Только однажды в долгой и неравной борьбе Исмагиль праздновал победу, хоть и обошедшуюся, что называется, себе дороже. Работал отчим тогда на мельнице, или, точнее сказать, на крупорушке. Была такая малосильная установка рядом к кожзаводом. Мололи для колхоза, мололи и «давальческое», то есть частникам. А частник того времени приходил на мельницу с пудом–другим, а уж с целым мешком зерна не часто. За помол брали определенный процент.
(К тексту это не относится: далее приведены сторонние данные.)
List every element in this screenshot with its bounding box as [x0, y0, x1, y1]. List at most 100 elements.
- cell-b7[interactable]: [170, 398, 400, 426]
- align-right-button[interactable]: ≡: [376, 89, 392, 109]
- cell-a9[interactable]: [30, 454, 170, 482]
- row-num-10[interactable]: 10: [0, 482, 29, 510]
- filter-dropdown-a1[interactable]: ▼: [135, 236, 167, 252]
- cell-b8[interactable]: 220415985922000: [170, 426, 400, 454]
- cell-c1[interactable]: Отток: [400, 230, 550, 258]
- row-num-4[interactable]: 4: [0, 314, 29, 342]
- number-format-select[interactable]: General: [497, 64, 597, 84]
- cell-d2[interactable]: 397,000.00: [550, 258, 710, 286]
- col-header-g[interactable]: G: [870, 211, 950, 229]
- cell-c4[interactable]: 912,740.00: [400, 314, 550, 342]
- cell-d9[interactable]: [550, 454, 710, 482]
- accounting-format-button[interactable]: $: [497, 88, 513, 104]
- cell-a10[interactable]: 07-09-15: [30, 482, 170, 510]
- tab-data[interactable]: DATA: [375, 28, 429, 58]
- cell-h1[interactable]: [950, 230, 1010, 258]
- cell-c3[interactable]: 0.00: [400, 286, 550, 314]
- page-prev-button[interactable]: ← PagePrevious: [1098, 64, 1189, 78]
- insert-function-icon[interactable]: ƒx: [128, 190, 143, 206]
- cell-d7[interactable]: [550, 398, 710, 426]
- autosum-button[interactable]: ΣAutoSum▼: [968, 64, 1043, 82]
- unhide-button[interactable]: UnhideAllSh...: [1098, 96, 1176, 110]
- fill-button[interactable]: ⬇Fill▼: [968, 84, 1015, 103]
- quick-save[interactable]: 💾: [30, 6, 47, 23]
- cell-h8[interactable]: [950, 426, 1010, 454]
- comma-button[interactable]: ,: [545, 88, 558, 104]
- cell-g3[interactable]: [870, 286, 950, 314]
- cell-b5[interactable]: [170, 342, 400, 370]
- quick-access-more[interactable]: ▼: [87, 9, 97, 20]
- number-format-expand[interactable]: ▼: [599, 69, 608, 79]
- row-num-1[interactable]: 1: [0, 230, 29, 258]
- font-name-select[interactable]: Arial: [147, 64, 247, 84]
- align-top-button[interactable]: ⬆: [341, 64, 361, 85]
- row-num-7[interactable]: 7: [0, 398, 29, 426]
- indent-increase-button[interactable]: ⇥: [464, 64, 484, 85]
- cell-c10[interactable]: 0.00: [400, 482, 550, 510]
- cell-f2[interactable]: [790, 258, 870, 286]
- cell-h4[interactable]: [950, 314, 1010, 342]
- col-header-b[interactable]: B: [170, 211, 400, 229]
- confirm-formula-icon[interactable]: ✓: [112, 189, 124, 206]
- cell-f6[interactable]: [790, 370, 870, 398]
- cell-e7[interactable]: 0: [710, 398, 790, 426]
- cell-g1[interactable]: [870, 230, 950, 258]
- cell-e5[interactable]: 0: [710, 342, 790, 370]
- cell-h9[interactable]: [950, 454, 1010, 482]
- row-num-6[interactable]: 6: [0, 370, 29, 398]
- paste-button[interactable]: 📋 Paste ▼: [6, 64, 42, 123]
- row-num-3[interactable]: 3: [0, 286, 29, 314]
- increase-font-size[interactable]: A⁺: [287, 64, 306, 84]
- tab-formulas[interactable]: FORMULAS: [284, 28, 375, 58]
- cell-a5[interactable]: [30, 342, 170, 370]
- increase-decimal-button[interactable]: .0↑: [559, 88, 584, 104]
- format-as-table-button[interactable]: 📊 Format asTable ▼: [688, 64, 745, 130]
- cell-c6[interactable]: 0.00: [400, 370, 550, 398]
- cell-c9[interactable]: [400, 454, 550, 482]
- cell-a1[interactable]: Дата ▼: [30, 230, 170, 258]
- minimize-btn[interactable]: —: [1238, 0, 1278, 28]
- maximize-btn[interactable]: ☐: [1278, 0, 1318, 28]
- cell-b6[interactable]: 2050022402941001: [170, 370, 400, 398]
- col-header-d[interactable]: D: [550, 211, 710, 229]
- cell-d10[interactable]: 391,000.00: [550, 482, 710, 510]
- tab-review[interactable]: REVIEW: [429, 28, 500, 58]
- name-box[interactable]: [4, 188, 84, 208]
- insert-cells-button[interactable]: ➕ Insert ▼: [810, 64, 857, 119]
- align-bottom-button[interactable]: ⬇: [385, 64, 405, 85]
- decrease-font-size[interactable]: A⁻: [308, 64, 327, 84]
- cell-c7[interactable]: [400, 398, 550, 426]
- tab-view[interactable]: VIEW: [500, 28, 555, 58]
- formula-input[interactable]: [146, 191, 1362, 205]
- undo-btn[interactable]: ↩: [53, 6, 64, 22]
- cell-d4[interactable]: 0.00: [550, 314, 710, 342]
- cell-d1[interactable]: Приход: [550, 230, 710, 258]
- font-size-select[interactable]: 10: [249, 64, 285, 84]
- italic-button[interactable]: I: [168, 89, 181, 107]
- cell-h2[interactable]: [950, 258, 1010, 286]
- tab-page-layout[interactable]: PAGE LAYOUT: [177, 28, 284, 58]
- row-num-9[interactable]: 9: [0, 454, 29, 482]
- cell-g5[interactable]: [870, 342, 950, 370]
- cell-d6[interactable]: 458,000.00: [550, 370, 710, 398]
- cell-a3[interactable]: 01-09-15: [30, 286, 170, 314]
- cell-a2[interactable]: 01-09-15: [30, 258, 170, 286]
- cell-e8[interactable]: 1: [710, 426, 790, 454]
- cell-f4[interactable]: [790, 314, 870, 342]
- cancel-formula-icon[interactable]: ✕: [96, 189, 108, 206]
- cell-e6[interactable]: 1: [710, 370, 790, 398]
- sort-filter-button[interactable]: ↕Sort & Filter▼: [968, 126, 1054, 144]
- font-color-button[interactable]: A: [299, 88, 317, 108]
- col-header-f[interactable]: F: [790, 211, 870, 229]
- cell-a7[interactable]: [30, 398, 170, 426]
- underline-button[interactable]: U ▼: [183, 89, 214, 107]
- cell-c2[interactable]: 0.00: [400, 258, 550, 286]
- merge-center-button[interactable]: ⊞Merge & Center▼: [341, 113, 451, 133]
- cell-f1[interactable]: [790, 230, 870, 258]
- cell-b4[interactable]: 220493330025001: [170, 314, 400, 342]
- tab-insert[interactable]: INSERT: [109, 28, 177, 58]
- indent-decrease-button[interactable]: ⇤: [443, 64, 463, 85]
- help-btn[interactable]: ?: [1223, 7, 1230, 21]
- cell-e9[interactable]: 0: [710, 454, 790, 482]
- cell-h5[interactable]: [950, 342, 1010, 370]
Пришел как-то на мельницу и Шайхи со своими старшими сыновьями, Акрамом и Мухарамом, лет через десять одного из них убьют в Караганде, наверное, как и отец, тот хапал и хамел чрезмерно. Разумеется, ни «здравствуйте», ни «салам–алейкум», как порядочные люди говорят, никому не соизволил бросить, а на длинную очередь — дело перед Новым годом было — даже не глянул. Каждый пришедший свою пшеницу ссыпал в бункер сам и сам из ларя выбирал деревянным совком теплую муку в мешок. А отчим следил за тонкостью помола, сбавляя или, наоборот, прибавляя ход жерновам, квитанции выписывал и процент за помол в государственный ларь ссыпал.
Шайхи, едва кончился чей-то очередной скудный помол, молча отпихнул очередника–казаха брюхом, и сыновья его ссыпали в бункер тяжеленный мешок. Отчим, выписывавший очередную квитанцию, конечно, все это видел. Ни взвешивать свой мешок, ни оформлять квитанцию Шайхи не стал. И платить за помол, как все, конечно, не думал. Мука сразу пошла хорошо, и помол был что надо, Шайхи даже улыбнулся. Сыновья держали мешок, а продолжавший улыбаться Шайхи торопливо сгребал совком.
Исмагиль–абы сидел, закипая от бессилия и стыдясь за себя и за людей, испытывающих унижение, и только маска из мучной пыли, словно у Арлекина, прятала горевшее огнем лицо. Неожиданно он потихоньку отошел от стола, взвесил чей-то мешок и поднялся наверх. Что-то там посмотрел, наверное, поправил и вернулся за стол. Мука шла ровно, густо. Вдруг раздался треск, шум, бункер враз ссыпал на жернова остатки мешка, и уже вместо муки повалила ведрами какая-то мешанина, годная разве что на корм скоту.